Countries from around the world have signed the Astana Declaration, reaffirming their desire to strengthen primary health care systems as an important step towards achieving universal health coverage. The Astana Declaration affirms the historic Declaration of Alma-Ata in 1978, where, for the first time, world leaders showed commitment to primary health care.
According to the Minister of Health of the Republic of Kazakhstan Yelzhan Birtanov, “the adoption of a declaration at the Global Conference in Astana will create a new direction for the development of primary health care as the basis of health systems. The new declaration reflects the commitment of countries, people, communities of health systems and partners towards achieving a healthier life for people through sustainable primary health care”.

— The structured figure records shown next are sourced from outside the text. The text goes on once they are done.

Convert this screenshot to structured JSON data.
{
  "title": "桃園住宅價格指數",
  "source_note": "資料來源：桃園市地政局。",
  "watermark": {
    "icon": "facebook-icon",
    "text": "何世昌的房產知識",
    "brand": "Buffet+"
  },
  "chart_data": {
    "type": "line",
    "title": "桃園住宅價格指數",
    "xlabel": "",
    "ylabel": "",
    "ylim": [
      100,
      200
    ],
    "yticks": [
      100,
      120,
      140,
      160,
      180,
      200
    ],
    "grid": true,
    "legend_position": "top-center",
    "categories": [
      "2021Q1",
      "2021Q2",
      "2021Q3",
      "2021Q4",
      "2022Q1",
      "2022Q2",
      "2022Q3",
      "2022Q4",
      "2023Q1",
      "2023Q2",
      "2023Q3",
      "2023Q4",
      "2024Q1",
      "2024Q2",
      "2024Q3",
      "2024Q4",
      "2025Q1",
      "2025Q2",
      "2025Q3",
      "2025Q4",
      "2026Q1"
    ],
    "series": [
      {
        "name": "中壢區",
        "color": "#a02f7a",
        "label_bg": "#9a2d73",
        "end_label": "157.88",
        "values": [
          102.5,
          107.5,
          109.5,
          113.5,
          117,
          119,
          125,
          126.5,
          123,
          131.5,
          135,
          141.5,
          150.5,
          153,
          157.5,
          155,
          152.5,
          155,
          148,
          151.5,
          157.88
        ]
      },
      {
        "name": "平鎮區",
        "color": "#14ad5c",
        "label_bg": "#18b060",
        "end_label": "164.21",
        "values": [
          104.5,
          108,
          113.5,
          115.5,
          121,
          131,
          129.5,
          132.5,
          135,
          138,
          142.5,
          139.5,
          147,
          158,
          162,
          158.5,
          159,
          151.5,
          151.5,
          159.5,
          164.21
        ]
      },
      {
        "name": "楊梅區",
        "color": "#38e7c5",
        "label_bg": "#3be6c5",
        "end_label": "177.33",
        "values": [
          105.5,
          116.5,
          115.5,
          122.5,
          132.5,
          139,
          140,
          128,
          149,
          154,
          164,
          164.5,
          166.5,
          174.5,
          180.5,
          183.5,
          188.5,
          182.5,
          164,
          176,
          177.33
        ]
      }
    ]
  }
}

“Today, instead of health for all, we have health for some,” said Dr. Tedros Adhann Gebreyesus, General Director of the World Health Organization (WHO). “We all have a serious responsibility to ensure that today’s declaration on primary health care allows everyone to enjoy their basic right to health everywhere”.
The Astana Declaration is taking place against the backdrop of a growing global movement for large investments in primary health care to ensure universal health coverage. Health care resources are mainly focused on disease prevention, rather than a strong, comprehensive health care system – this is a gap marked by several health emergencies in recent years.
UNICEF and WHO will help governments and civil society act in accordance with the Astana Declaration and urge them to support the movement. UNICEF and WHO will also support countries in reviewing the implementation of this Declaration in collaboration with other partners.
The Astana Declaration adopted at the conference defines four key areas for further work:
(1) making bold political decisions to improve the health of people in all areas;
(2) creating sustainable primary health care;
(3) empowering individuals and the public;
(4) building stakeholder support with national policies, strategies and plans.